En français dans le texte

Dieu n’est pas un vain mot, il dit eux
et n’a d’yeux que pour nous.
Pourquoi donc avons nous retiré à la science cette capacité de savoir ce qu’il est, malgré son absence, son retrait, le champ vide ou libre qu’il nous laisse.
Face à nous il n’y a que nous. Mais derrière nous il reste ce Diable. Puissance agissante opérant sur les décombres de l’histoire, sur le carcan de nos frayeurs, ces serpents qui nous tétanisent, sur ces nœuds des mots et de leurs sens jamais mis en lumière, régnant par nos divisions et nos faiblesses, par nos défauts sans lesquels nous ne serions pas humains.
Bien entendu, on ne pose pas Dieu sur l’échiquier des sciences comme un pion, on le pose uniquement en déposant ses armes. Orgueils, intentions cachées, arrières pensées, convoitises des biens, mensonges à soi-même, envies de faire souffrir et de se réjouir de ces souffrances infligées, haines évidemment. Surtout si cette haine n’est pas comprise. Dans ces conditions comment voulez-vous que l’amour et sa lumière vive sans connaissance de la nuit. Disons que le diable se tient dans ces nuits de notre âme. Et qu’il est répandu en masse.

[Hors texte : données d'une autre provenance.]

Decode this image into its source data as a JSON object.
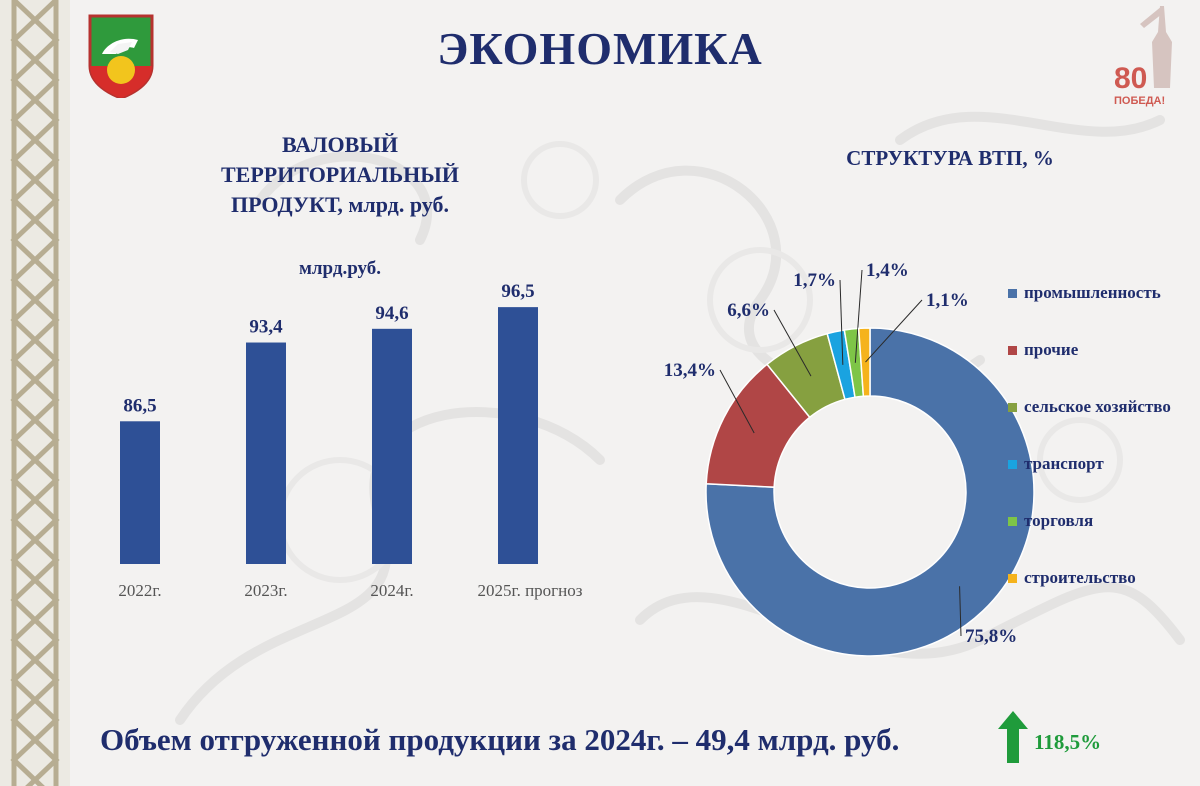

Nous sommes tous, sans exceptions endormis, anesthésiés, sous morphine. Parce que si nous nous réveillions, cela serait très douloureux. L’angoisse n’est pas sans raison. Il ne m’appartient pas de la décrire ou d’en dessiner les contours, elle n’est strictement que la votre, et emprunte des infinités de formes. Si elle est là, c’est le signe d’un appel à la délivrance. « Nul ne peut te sauver que toi-même. » Si tu crois qu’il n’y a rien à sauver ou que c’est fait, songe que cela n’est peut-être pas le cas du monde, dont on voit combien la vie est chargée de maux difficiles à résorber.
Le destin des hommes, âmes humaines, n’est pas de séjourner indéfiniment face à l’abîme. Mais de le peupler. Et d’insuffler aux mondes cet esprit vivant. Ce n’est pas avec une fusée ou des engins de métal et de feu que nous les pourrions. À la limite, ces objets ne servent qu’à faire connaissance avec la matière, comme un bricoleur ou un enfant découvre les entrailles de ses jouets. Mais de là à en faire une arme, non, ce n’est pas bon.
Il y a tout à refaire dans ce monde, tout recommencer et à faire vivre, langues, mots, œuvres d’arts, architectures, forêts et agricultures, jardins, et océans à laisser faire, jeux et loisirs, plaisirs et désirs, traductions du français en français. Éducation à la terre sous nos pieds. Etc.

C’est le minimum pour que les cieux s’ouvrent devant nos yeux.